Moving Object Segmentation in Jittery Videos by Stabilizing Trajectories Modeled in Kendall's Shape Space

Moving Object Segmentation is a challenging task for jittery/wobbly videos. For jittery videos, the non-smooth camera motion makes discrimination between foreground objects and background layers hard to solve. While most recent works for moving video object segmentation fail in this scenario, our method generates an accurate segmentation of a single moving object. The proposed method performs a sparse segmentation, where frame-wise labels are assigned only to trajectory coordinates, followed by the pixel-wise labeling of frames. The sparse segmentation involving stabilization and clustering of trajectories in a 3-stage iterative process. At the 1st stage, the trajectories are clustered using pairwise Procrustes distance as a cue for creating an affinity matrix. The 2nd stage performs a block-wise Procrustes analysis of the trajectories and estimates Frechet means (in Kendall's shape space) of the clusters. The Frechet means represent the average trajectories of the motion clusters.

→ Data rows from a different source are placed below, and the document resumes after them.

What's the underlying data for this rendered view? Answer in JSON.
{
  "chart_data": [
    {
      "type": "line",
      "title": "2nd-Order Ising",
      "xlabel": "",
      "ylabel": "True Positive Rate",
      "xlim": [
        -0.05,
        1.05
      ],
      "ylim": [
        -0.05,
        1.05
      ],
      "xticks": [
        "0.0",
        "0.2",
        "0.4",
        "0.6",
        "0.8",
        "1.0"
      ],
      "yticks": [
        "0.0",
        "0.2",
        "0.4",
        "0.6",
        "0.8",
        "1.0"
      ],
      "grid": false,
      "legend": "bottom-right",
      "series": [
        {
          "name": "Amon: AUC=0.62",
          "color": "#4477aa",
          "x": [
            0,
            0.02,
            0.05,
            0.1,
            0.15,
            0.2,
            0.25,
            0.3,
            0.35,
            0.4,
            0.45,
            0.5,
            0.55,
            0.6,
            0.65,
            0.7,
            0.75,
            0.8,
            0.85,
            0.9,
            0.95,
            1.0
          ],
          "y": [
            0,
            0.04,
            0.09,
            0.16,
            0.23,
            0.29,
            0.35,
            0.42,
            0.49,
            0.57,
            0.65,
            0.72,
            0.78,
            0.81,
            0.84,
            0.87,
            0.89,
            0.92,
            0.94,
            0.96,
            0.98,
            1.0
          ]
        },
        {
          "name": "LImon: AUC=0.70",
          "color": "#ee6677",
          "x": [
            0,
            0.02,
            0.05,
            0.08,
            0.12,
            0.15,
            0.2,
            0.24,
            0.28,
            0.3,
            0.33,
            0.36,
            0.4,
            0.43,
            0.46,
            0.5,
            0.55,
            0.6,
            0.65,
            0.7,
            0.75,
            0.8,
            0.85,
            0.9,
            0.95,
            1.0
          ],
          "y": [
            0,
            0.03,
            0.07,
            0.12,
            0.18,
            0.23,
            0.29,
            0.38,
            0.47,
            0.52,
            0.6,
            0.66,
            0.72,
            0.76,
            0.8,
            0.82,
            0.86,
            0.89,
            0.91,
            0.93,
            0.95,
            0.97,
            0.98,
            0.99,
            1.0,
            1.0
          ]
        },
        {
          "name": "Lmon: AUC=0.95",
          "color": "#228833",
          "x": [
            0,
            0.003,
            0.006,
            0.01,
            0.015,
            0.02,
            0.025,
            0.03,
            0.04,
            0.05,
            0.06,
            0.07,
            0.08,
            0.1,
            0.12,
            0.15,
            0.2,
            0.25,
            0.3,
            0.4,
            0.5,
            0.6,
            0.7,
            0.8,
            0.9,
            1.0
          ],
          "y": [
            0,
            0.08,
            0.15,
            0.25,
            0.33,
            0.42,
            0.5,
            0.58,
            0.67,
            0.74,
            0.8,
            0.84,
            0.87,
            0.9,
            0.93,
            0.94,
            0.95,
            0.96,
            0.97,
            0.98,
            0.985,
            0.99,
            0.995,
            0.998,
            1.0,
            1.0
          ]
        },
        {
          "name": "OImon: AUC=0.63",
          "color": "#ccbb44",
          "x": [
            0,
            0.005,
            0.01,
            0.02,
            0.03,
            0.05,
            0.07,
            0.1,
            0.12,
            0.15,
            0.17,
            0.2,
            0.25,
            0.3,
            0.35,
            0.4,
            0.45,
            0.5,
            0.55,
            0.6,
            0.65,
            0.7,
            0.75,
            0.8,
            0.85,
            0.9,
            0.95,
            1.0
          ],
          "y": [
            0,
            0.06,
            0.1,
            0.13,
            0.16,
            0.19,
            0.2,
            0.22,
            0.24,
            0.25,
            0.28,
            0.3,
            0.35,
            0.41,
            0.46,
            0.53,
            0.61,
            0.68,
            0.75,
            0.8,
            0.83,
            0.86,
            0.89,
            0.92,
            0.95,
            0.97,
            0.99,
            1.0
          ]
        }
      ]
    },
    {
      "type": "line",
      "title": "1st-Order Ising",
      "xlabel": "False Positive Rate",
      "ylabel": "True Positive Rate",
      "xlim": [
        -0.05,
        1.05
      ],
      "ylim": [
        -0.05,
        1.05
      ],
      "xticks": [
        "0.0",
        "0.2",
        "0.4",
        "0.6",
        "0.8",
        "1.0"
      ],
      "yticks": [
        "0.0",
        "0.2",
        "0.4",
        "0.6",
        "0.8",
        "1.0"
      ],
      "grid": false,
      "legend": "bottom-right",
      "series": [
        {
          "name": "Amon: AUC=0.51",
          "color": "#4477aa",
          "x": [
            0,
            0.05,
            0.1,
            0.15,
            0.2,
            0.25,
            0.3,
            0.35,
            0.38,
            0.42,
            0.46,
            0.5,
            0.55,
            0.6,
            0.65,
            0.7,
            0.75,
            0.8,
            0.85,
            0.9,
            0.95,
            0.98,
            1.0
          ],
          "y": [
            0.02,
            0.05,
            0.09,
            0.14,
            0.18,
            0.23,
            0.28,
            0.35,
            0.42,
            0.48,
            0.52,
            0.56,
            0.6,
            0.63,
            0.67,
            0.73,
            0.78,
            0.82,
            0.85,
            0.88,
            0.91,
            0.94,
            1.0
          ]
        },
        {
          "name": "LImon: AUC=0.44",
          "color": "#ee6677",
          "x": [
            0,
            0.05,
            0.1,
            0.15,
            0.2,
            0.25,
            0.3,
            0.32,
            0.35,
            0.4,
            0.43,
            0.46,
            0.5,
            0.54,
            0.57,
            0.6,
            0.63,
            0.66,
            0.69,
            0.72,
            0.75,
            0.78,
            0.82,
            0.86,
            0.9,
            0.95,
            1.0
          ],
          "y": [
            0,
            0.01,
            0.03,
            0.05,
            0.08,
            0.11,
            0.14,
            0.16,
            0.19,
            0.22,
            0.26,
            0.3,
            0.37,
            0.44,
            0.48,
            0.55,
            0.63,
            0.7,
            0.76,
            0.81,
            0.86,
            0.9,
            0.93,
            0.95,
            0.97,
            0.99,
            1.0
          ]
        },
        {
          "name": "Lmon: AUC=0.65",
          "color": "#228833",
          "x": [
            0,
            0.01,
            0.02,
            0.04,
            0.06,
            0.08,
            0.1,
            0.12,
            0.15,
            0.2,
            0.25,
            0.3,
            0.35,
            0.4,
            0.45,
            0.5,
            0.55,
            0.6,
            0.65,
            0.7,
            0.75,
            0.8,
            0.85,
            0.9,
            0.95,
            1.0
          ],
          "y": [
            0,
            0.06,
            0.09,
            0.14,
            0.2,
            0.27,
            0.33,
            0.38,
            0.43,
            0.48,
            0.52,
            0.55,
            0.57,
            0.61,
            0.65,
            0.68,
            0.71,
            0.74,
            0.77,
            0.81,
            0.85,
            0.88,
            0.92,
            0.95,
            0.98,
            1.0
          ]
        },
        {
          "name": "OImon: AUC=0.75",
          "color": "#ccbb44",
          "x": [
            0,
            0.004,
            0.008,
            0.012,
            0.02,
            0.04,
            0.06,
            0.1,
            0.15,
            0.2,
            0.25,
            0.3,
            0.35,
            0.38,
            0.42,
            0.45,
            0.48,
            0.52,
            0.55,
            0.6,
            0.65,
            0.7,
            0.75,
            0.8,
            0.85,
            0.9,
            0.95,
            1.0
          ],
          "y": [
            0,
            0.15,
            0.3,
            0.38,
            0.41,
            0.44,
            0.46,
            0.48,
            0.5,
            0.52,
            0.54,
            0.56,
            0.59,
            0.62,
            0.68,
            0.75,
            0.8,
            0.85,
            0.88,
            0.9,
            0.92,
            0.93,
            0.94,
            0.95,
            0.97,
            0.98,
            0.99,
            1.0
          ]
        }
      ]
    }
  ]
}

An optimization function has been formulated to stabilize the Frechet means, yielding stabilized trajectories at the 3rd stage. The accuracy of the motion clusters are iteratively refined, producing distinct groups of stabilized trajectories. Next, the labels obtained from the sparse segmentation are propagated for pixel-wise labeling of the frames, using a GraphCut based energy formulation. Use of Procrustes analysis and energy minimization in Kendall's shape space for moving object segmentation in jittery videos, is the novelty of this work. Second contribution comes from experiments performed on a dataset formed of 20 real-world natural jittery videos, with manually annotated ground truth. Experiments are done with controlled levels of artificial jitter on videos of SegTrack2 dataset. Qualitative and quantitative results indicate the superiority of the proposed method.